I spent about an hour grinding the inside of the fuel tank with 24 and 36 grit using a 4.5 inch disc sander. Very hot and dusty. Had my tyveck suit on and full face mask repirator for protection. My long sleeves pulled up a bit and I got a painful dose of fiberglass shards in my arm. It cleaned up pretty good and I think I will get a very good bond between the old and new fiberglass. I can clearly see the cracked fiberglass along the bottom of the tank. Pic below.

You can see the many cracks in the tank laminate. The fractures are darker from diesel seeping into the laminate.

I previously thought the damage to the fuel tank was contained between two tank baffles in one compartment, but after a closer look, I realized that it goes into two more compartments. This really complicates things. Now I will cut the top off the fuel tank and cut out two baffles. This is probably the best way to solve this problem and I am happy I am doing it. Cutting the top off will give me more room to work, will allow me to see all the damage and fix the problem correclty. I used a 4 inch rotary grinder with a diamond blade attached. It took about 30 minutes. Pics below.

I finished grinding out most of the gelcoat inside the fuel tank. Looks like the gelcoat is a good barrier to diesel. I could see very little, if any, diesel absorption into the laminate underneath the gelcoat, except where the laminate was cracked. Then it looks like the diesel can run laterally through the laminate a saturate the laminate. I say this because where the laminate is cracked, there is a brown stain throughout the laminate. I am assuming this is from the diesel. Pics below of the prepped fuel tank and of the baffles and tank top that I cut out with a 4 inch grinder with a diamond blade.

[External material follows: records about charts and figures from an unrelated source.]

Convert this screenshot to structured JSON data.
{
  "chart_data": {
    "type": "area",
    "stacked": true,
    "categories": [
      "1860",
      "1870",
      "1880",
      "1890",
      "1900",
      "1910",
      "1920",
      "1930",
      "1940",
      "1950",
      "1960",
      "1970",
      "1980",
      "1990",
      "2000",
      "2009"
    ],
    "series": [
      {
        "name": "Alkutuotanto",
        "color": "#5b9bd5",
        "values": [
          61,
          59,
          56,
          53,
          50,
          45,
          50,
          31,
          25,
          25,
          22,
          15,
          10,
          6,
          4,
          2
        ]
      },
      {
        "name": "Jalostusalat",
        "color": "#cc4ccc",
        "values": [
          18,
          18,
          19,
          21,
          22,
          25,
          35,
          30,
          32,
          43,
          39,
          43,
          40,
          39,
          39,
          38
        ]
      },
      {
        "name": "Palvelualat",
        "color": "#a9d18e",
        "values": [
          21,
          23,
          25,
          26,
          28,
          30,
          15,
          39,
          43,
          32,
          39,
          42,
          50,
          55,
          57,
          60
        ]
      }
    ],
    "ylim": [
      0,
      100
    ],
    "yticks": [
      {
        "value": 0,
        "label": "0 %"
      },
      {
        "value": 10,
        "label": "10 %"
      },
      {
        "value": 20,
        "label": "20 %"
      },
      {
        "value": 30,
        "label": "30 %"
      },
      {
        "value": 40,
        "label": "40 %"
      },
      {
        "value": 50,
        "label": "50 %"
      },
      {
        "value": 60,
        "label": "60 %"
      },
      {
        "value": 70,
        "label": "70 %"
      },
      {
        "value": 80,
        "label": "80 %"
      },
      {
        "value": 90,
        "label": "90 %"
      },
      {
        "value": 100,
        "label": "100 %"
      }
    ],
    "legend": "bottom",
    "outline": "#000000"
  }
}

9/11/2010 Fuel Tank Repair

I had precut my fiberglass, organized the work area, called a friend, and was up and ready to work at 7 am. It took 11 hours of work to get the tank back in pretty good shape. I layed down 6 oz. glass along the bend on the bottom on both sides of the tank. Started with 1 inch tape and worked it up the 12 inch tape. That took 15 layers. Then I went to 18 oz roving and tried to lay 41x50 inch pieces. I quickly found that I couldn't lay it down nice, it was to large to handle, so I cut them down to 20x16 inch pieces and staggered. That worked much better. I put on about 6 layers on bottom and up the side half way. I lay 2 layers of roving the rest of the way to the top of the tank. I then placed the baffles back in place, placing them on a piece of foam to lift them up off the bottom 1/4 inch and placed a foam piece on each side to jam it in place. I then bonded the baffles in place using 6 inch wide tape. I used epoxy on all the lay up. The worst part was keeping the sweat from dripping in the work and the very uncomfortable position I was in for such a long period. Pics below.

Standing in the bilge, contorting my body thru the hatch and leaning over the fuel tank, I start the tank repair.

Final product with baffles taped in place. If this doesn't work, well I don't know what would. All I lack now is taping the top back on.